Strengths and Weaknesses

Choosing to become a veterinarian says a lot about you. At this point, we all know better than to go into this career for money, because it’s not going to get you rich. You might start off saying it’s because you don’t want to deal with people, but that is also unrealistic considering the fact that animals have owners. In the end, if you’re coming into this career, you have some sort of compassion in you.

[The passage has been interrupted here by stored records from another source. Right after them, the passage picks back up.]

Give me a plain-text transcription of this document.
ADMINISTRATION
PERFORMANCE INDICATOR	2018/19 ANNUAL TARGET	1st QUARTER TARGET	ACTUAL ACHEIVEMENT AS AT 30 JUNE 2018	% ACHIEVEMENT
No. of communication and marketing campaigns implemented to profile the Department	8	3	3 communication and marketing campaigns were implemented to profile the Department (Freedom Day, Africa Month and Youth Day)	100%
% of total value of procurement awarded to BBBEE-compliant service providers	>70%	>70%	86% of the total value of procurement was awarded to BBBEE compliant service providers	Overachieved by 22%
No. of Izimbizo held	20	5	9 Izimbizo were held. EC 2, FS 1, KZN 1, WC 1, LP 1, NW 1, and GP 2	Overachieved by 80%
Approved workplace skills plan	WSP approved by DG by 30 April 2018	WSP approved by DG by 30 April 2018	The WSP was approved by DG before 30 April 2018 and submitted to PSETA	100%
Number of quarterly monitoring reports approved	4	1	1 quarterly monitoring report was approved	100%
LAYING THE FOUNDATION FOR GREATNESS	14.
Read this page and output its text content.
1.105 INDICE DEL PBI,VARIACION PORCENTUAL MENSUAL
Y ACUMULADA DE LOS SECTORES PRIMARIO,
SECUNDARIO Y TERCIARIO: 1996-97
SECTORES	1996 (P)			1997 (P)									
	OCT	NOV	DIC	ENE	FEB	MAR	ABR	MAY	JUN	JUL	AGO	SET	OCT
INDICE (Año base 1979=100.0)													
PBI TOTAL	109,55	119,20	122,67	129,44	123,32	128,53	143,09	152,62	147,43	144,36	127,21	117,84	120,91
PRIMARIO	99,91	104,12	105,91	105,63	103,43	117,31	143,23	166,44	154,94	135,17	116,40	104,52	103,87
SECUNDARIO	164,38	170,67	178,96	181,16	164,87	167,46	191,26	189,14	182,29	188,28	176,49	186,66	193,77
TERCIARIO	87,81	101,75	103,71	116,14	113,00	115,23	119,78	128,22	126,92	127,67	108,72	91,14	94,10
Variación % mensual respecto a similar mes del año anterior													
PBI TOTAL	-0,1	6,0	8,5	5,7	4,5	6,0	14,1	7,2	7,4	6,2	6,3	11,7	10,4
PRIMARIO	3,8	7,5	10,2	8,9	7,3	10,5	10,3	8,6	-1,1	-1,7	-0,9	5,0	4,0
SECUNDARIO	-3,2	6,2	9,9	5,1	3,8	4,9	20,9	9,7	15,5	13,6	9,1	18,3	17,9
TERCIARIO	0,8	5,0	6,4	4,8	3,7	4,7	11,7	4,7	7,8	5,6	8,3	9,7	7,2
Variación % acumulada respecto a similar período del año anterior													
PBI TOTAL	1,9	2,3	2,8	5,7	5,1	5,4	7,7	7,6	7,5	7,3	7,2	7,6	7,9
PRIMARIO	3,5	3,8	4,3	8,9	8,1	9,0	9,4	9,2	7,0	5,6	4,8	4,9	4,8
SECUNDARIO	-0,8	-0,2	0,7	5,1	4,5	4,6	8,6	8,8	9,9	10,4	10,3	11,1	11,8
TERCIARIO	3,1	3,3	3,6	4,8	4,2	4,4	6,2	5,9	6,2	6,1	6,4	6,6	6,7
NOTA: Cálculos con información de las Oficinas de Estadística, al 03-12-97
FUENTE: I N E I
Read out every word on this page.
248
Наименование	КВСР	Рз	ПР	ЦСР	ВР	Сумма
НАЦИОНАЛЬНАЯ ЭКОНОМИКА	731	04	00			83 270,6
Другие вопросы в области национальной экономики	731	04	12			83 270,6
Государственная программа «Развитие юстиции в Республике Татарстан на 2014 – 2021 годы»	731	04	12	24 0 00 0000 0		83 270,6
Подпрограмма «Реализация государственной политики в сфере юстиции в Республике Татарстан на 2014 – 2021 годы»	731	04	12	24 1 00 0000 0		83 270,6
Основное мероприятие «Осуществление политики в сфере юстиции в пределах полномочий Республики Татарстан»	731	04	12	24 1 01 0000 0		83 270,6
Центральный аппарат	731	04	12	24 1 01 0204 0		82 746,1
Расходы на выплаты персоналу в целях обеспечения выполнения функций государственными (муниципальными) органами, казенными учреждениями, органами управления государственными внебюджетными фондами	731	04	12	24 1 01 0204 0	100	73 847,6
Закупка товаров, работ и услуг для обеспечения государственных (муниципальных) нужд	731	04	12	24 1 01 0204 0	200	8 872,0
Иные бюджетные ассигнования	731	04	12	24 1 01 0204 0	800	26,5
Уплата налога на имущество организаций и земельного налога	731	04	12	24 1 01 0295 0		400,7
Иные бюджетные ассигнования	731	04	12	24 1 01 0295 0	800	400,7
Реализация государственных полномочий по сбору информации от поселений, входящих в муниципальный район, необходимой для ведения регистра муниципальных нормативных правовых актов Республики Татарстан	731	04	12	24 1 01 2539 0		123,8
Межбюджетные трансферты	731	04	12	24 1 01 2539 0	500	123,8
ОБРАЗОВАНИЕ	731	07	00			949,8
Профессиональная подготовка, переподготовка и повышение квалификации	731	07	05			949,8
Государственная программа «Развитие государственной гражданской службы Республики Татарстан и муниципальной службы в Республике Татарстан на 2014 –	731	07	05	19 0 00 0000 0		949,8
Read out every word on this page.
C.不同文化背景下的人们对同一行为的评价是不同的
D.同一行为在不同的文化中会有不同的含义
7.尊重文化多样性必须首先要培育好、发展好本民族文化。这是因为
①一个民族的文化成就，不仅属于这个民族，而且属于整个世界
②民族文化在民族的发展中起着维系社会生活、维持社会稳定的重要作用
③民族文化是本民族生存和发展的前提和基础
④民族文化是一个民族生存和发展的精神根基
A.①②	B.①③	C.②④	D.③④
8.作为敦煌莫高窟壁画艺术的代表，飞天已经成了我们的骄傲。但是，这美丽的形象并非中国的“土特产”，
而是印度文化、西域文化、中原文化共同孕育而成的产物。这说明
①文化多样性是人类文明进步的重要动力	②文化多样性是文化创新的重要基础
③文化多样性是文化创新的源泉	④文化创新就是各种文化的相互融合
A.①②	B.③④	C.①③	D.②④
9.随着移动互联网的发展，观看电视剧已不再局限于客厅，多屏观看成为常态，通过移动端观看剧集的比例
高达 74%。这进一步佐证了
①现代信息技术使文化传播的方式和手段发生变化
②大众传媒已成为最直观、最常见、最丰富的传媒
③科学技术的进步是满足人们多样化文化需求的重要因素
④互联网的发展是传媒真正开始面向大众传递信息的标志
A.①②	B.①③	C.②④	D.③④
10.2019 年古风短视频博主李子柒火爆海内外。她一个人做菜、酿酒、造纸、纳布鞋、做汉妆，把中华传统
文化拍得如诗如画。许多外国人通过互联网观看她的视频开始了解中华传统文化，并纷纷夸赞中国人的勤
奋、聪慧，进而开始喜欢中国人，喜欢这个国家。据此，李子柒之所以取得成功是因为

For me, this compassion is my greatest strength and weakness at the same time. I care about people just as much as I do animals and while this is great for those around me, it tends to take a toll on myself. I attract people who need to be taken care of and I am an enabler to some extent because I don’t always realize when they’re taking advantage of me. It’s on those long hard weeks when I’m drowning in responsibilities and receiving constant updates and needs from everyone I know that I realize no one has asked me how I’m doing. And when I start to let on that I’m close to break. they tell me it will all be fine, no one wants to talk about it, no one wants to help. They brush off my pain and anxiety like it’s a joke.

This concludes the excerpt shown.